Clementine


Part of the non-coital pillow talk, as I was trying to sleep with one eye open and every fiber of my being tense, came this question,

“Do you know the REAL story of Clementine?”

“Wha?”

“You know, that children’s song. Oh my darling, oh my darling, oh my dar-ling Clementine…”

“Yeah. What about it?”

So the “REAL” Story of Clementine is she is a fisherman’s daughter. The wife passes away, and the father treats the daughter like his wife. The daughter loves the father like a husband. A terrible storm hits the fishing village, and the whole village blames the calamity on their incest. The daughter commits suicide – and – heartsick, the father follows suit.

I tell her that it’s a CHILDREN’S STORY for God’s sake and no, I have never heard that. I thought the father was a miner. There was no mention of incest…a CHILDREN’S STORY. Not a horror story. I tell her it must be some Korean story, not an American story. She swears up and down it is the REAL story of Clementine.

I google it. Nope. Just as I remembered. The father is a miner. from the ’49 goldrush. His daughter is an ungainly behemoth that only a father could love willowy and beautiful. He can’t even afford to buy her shoes. She looks natural and beautiful in her bare feet. She dies and the father is sad.

Where the hell did this “REAL” story come from? Every day it seems I hear some such thing. How preposterous it is when Koreans tell Americans the REAL American story, like they know it better than we do…

On the way home today, I passed a little girl skipping, her mother following behind. She was singing Clementine in Korean. I wonder to myself if she is singing the “REAL” story, or the one handed down to me by my Florida cracker white mother. How surreal it is to hear the lovely sing-song voice of a beautiful Korean child singing an American folk song in Korean. How surreal it is I don’t know what she is saying.

I wonder if the little girl will grow up thinking American natural disasters are a result of incest. Little girl, YOU have your mom. No natural disasters occurred to my home town, despite my abuse.

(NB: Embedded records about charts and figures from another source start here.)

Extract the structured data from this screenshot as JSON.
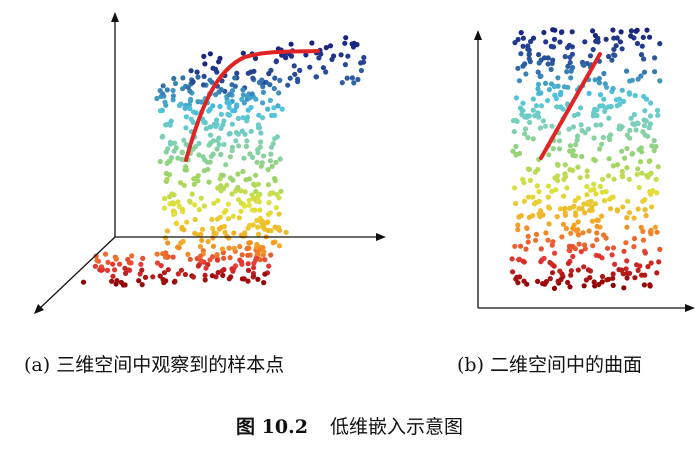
{
  "figure": {
    "number": "图 10.2",
    "title": "低维嵌入示意图"
  },
  "panels": [
    {
      "id": "a",
      "label": "(a) 三维空间中观察到的样本点"
    },
    {
      "id": "b",
      "label": "(b) 二维空间中的曲面"
    }
  ],
  "colors": {
    "curve": "#e02424",
    "axis": "#111111",
    "gradient": [
      "#1a237e",
      "#2c5aa0",
      "#4fc3dc",
      "#7fd0b8",
      "#9bd46a",
      "#e2e23a",
      "#f5a623",
      "#e53935",
      "#8b0000"
    ]
  }
}
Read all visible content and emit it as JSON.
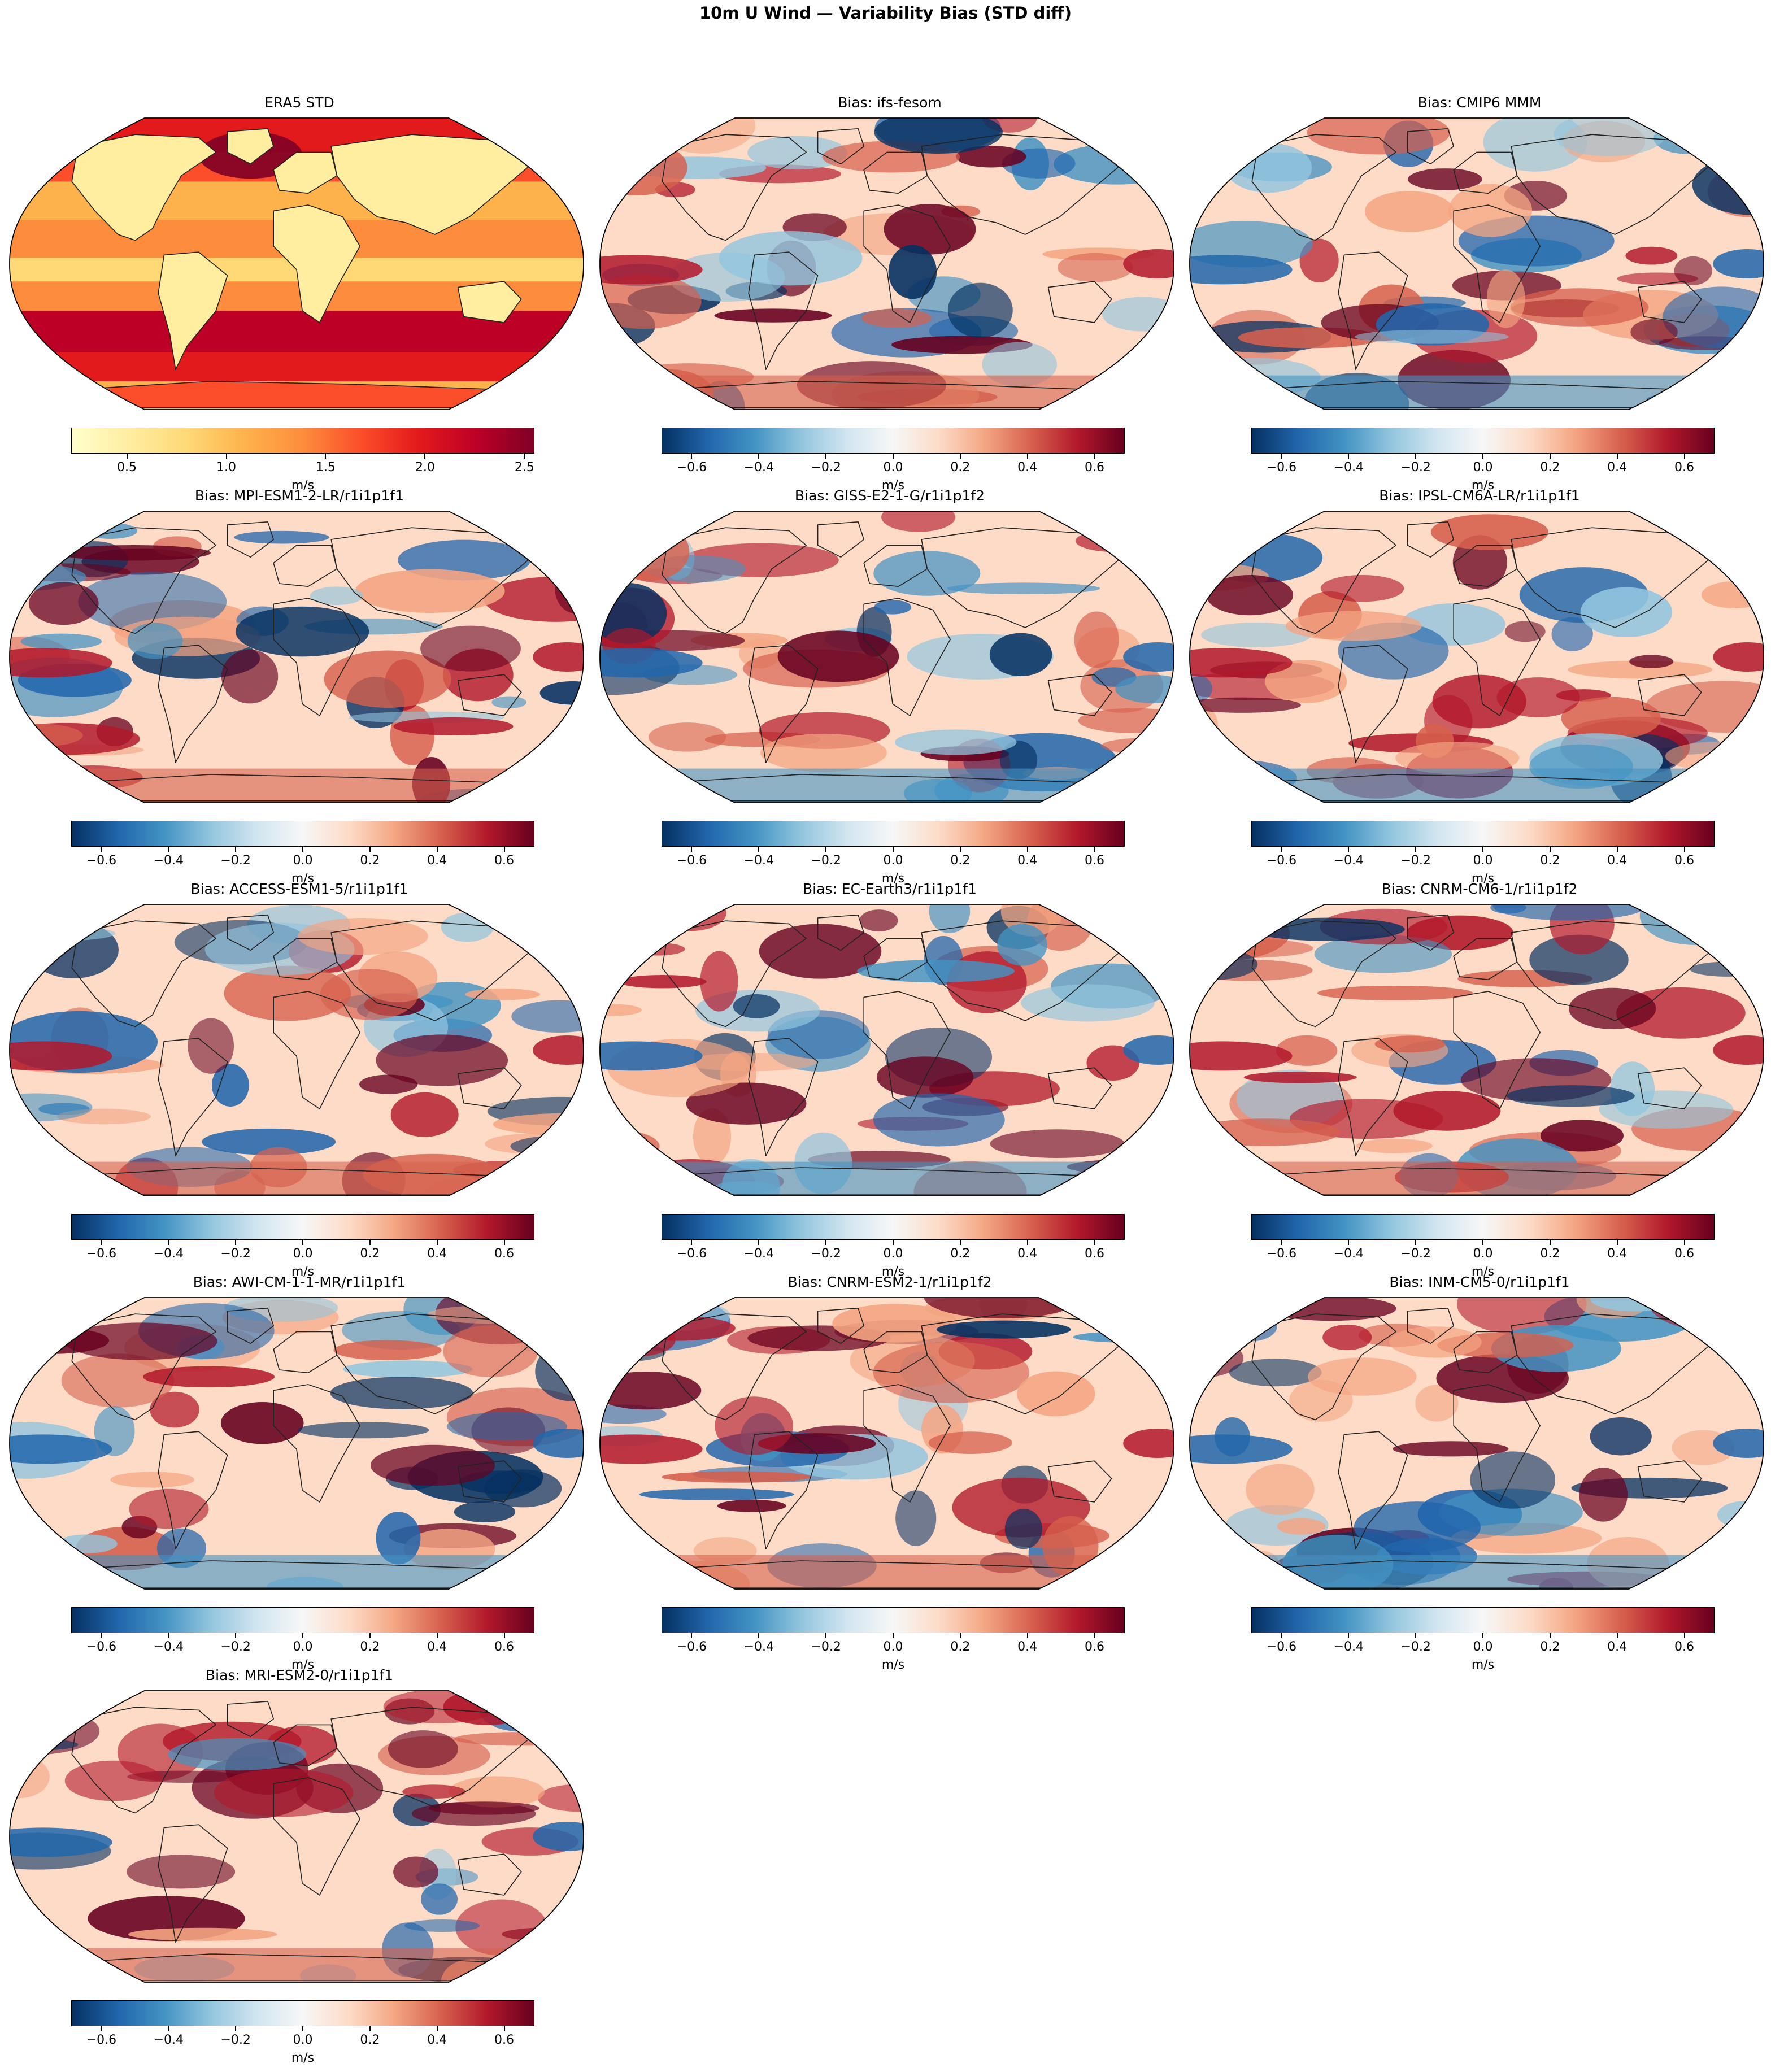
{
  "figure": {
    "title": "10m U Wind — Variability Bias (STD diff)",
    "colors": {
      "seq_colormap": [
        "#ffffcc",
        "#ffeda0",
        "#fed976",
        "#feb24c",
        "#fd8d3c",
        "#fc4e2a",
        "#e31a1c",
        "#bd0026",
        "#800026"
      ],
      "div_colormap": [
        "#053061",
        "#2166ac",
        "#4393c3",
        "#92c5de",
        "#d1e5f0",
        "#f7f7f7",
        "#fddbc7",
        "#f4a582",
        "#d6604d",
        "#b2182b",
        "#67001f"
      ],
      "coastline": "#222222"
    }
  },
  "panels": [
    {
      "title": "ERA5 STD",
      "scale": "seq",
      "units": "m/s",
      "ticks": [
        "0.5",
        "1.0",
        "1.5",
        "2.0",
        "2.5"
      ],
      "range": [
        0.22,
        2.55
      ]
    },
    {
      "title": "Bias: ifs-fesom",
      "scale": "div",
      "units": "m/s",
      "ticks": [
        "−0.6",
        "−0.4",
        "−0.2",
        "0.0",
        "0.2",
        "0.4",
        "0.6"
      ],
      "range": [
        -0.69,
        0.69
      ]
    },
    {
      "title": "Bias: CMIP6 MMM",
      "scale": "div",
      "units": "m/s",
      "ticks": [
        "−0.6",
        "−0.4",
        "−0.2",
        "0.0",
        "0.2",
        "0.4",
        "0.6"
      ],
      "range": [
        -0.69,
        0.69
      ]
    },
    {
      "title": "Bias: MPI-ESM1-2-LR/r1i1p1f1",
      "scale": "div",
      "units": "m/s",
      "ticks": [
        "−0.6",
        "−0.4",
        "−0.2",
        "0.0",
        "0.2",
        "0.4",
        "0.6"
      ],
      "range": [
        -0.69,
        0.69
      ]
    },
    {
      "title": "Bias: GISS-E2-1-G/r1i1p1f2",
      "scale": "div",
      "units": "m/s",
      "ticks": [
        "−0.6",
        "−0.4",
        "−0.2",
        "0.0",
        "0.2",
        "0.4",
        "0.6"
      ],
      "range": [
        -0.69,
        0.69
      ]
    },
    {
      "title": "Bias: IPSL-CM6A-LR/r1i1p1f1",
      "scale": "div",
      "units": "m/s",
      "ticks": [
        "−0.6",
        "−0.4",
        "−0.2",
        "0.0",
        "0.2",
        "0.4",
        "0.6"
      ],
      "range": [
        -0.69,
        0.69
      ]
    },
    {
      "title": "Bias: ACCESS-ESM1-5/r1i1p1f1",
      "scale": "div",
      "units": "m/s",
      "ticks": [
        "−0.6",
        "−0.4",
        "−0.2",
        "0.0",
        "0.2",
        "0.4",
        "0.6"
      ],
      "range": [
        -0.69,
        0.69
      ]
    },
    {
      "title": "Bias: EC-Earth3/r1i1p1f1",
      "scale": "div",
      "units": "m/s",
      "ticks": [
        "−0.6",
        "−0.4",
        "−0.2",
        "0.0",
        "0.2",
        "0.4",
        "0.6"
      ],
      "range": [
        -0.69,
        0.69
      ]
    },
    {
      "title": "Bias: CNRM-CM6-1/r1i1p1f2",
      "scale": "div",
      "units": "m/s",
      "ticks": [
        "−0.6",
        "−0.4",
        "−0.2",
        "0.0",
        "0.2",
        "0.4",
        "0.6"
      ],
      "range": [
        -0.69,
        0.69
      ]
    },
    {
      "title": "Bias: AWI-CM-1-1-MR/r1i1p1f1",
      "scale": "div",
      "units": "m/s",
      "ticks": [
        "−0.6",
        "−0.4",
        "−0.2",
        "0.0",
        "0.2",
        "0.4",
        "0.6"
      ],
      "range": [
        -0.69,
        0.69
      ]
    },
    {
      "title": "Bias: CNRM-ESM2-1/r1i1p1f2",
      "scale": "div",
      "units": "m/s",
      "ticks": [
        "−0.6",
        "−0.4",
        "−0.2",
        "0.0",
        "0.2",
        "0.4",
        "0.6"
      ],
      "range": [
        -0.69,
        0.69
      ]
    },
    {
      "title": "Bias: INM-CM5-0/r1i1p1f1",
      "scale": "div",
      "units": "m/s",
      "ticks": [
        "−0.6",
        "−0.4",
        "−0.2",
        "0.0",
        "0.2",
        "0.4",
        "0.6"
      ],
      "range": [
        -0.69,
        0.69
      ]
    },
    {
      "title": "Bias: MRI-ESM2-0/r1i1p1f1",
      "scale": "div",
      "units": "m/s",
      "ticks": [
        "−0.6",
        "−0.4",
        "−0.2",
        "0.0",
        "0.2",
        "0.4",
        "0.6"
      ],
      "range": [
        -0.69,
        0.69
      ]
    }
  ]
}
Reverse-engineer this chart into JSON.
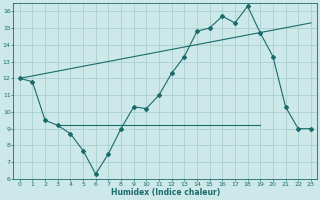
{
  "xlabel": "Humidex (Indice chaleur)",
  "bg_color": "#cce8e8",
  "grid_color": "#aad0d0",
  "line_color": "#1a6b6b",
  "xlim": [
    -0.5,
    23.5
  ],
  "ylim": [
    6,
    16.5
  ],
  "xticks": [
    0,
    1,
    2,
    3,
    4,
    5,
    6,
    7,
    8,
    9,
    10,
    11,
    12,
    13,
    14,
    15,
    16,
    17,
    18,
    19,
    20,
    21,
    22,
    23
  ],
  "yticks": [
    6,
    7,
    8,
    9,
    10,
    11,
    12,
    13,
    14,
    15,
    16
  ],
  "series1_x": [
    0,
    1,
    2,
    3,
    4,
    5,
    6,
    7,
    8,
    9,
    10,
    11,
    12,
    13,
    14,
    15,
    16,
    17,
    18,
    19,
    20,
    21,
    22,
    23
  ],
  "series1_y": [
    12,
    11.8,
    9.5,
    9.2,
    8.7,
    7.7,
    6.3,
    7.5,
    9.0,
    10.3,
    10.2,
    11.0,
    12.3,
    13.3,
    14.8,
    15.0,
    15.7,
    15.3,
    16.3,
    14.7,
    13.3,
    10.3,
    9.0,
    9.0
  ],
  "series2_x": [
    0,
    23
  ],
  "series2_y": [
    12,
    15.3
  ],
  "series3_x": [
    3,
    19
  ],
  "series3_y": [
    9.2,
    9.2
  ]
}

Just skip while you still can, and sing out loud without reservation.

The makkoli is especially good tonight. It is payday, and the weather is nice. Summer is over and with it, its oppressive humidity. I found a free internet connection at the GS25, and I’m playing Wilco’s More than the Moon, and remembering a brief minute when I was in love with a boy. A boy who wouldn’t follow me.